What treatment can I get?
Pain-relieving drugs reduce inflammation and help to ease the pain.
There is a range of hormone treatments to stop or reduce ovulation (the release of an egg) to allow the endometriosis to shrink or disappear.
The hormonal methods below are contraceptives and will prevent you from becoming pregnant:
- the combined oral contraceptive (COC) pill or patch
These contain the hormones oestrogen and progestogen and work by preventing ovulation and can make your periods lighter, shorter and less painful.
- the intrauterine system (IUS): this is a small T-shaped device which releases the hormone progestogen. This helps to reduce the pain and makes periods lighter. Some women get no periods at all.
The hormonal methods below are non-contraceptive, so contraception will be needed if you do not want to become pregnant:
- use of hormonal progestogens or testosterone derivatives
- GnRH agonists – these drugs prevent estrogen being produced by the ovaries and cause a temporary and reversible menopause.

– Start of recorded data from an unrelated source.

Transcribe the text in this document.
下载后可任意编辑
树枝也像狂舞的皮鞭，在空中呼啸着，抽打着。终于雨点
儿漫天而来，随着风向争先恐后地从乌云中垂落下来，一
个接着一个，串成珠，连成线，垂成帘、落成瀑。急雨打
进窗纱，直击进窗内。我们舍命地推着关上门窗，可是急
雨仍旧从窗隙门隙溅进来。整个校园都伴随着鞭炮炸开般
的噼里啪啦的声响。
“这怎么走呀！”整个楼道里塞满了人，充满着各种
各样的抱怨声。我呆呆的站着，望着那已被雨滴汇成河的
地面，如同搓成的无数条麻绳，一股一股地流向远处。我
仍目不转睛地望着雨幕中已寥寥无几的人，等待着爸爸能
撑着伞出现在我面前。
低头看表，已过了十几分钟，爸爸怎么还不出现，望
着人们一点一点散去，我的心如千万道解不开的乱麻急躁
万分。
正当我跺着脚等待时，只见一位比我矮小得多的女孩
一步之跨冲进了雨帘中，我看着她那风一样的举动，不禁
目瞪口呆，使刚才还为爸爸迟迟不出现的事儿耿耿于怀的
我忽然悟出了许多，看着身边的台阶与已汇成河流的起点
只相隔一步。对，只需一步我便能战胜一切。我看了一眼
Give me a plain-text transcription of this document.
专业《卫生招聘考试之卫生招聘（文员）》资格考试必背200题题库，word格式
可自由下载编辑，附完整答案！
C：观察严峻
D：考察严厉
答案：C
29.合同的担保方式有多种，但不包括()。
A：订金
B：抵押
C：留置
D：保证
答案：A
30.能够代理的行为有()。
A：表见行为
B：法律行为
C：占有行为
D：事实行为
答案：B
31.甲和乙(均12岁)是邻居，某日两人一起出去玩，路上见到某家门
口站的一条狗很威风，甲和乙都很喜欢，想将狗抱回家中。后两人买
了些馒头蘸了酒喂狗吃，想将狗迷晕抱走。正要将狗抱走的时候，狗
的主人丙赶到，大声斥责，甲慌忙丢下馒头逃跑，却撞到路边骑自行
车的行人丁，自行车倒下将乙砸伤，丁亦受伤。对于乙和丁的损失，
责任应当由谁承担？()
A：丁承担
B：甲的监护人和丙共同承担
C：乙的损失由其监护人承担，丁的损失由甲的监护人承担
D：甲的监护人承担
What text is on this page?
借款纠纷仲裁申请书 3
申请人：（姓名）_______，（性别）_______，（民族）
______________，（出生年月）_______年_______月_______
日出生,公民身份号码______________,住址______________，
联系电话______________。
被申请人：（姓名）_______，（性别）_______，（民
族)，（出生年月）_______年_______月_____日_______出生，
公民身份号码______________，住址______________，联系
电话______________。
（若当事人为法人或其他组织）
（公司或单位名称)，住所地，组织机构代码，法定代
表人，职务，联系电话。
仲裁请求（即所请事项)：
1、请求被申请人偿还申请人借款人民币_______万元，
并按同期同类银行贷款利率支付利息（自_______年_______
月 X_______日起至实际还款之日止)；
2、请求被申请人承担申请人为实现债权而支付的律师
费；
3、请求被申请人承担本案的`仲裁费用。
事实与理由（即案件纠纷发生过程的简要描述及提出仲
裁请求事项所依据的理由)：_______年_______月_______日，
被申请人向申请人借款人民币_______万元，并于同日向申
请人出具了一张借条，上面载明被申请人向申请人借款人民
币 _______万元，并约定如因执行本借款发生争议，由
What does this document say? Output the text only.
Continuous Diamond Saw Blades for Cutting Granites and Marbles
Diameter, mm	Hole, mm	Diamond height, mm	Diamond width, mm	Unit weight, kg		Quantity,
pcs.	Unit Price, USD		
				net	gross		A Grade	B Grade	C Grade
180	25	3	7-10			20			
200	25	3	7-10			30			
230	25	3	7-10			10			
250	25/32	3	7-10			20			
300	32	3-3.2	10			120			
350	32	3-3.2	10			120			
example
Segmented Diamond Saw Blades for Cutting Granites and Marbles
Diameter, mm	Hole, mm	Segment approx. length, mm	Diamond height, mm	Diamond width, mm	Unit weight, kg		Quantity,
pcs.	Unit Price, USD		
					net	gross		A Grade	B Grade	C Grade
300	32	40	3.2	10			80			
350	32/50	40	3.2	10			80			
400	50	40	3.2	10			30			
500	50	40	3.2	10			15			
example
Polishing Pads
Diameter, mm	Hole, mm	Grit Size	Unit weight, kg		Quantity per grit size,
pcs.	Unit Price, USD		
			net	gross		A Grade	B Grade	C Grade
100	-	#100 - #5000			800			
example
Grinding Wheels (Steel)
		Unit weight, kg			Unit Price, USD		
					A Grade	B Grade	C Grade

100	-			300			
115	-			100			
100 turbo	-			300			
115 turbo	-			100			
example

Surgery can be used to remove areas of endometriosis. Surgery including hysterectomy does not always successfully remove the endometriosis. There are different types of surgery, depending on where the endometriosis is and how extensive it is. How successful the surgery is can vary and you may need further surgery. Your gynaecologist will discuss this with you before any surgery.
- Laparoscopic surgery (keyhole surgery).
The gynaecologist removes patches of endometriosis by destroying them or cutting them out.
- Laparotomy (open surgery).
If the endometriosis is severe and extensive, you may be offered a laparotomy. This is major surgery which involves a cut in the abdomen, usually in the bikini line.
Some women have surgery to remove their ovaries or womb (a hysterectomy). Having this surgery means that you will no longer be able to have children after the operation. Depending upon your own situation, your doctor should discuss hormone replacement therapy (HRT) with you if you have your ovaries removed.
What if I am having difficulty getting pregnant?
Getting pregnant can be a problem for some women with endometriosis. Your doctor should provide you with full information about your options such as assisted conception.
Living with endometriosis
Not all cases of endometriosis can be cured and for some women there is no long-term treatment that helps. With support many women find ways to live with and manage this condition.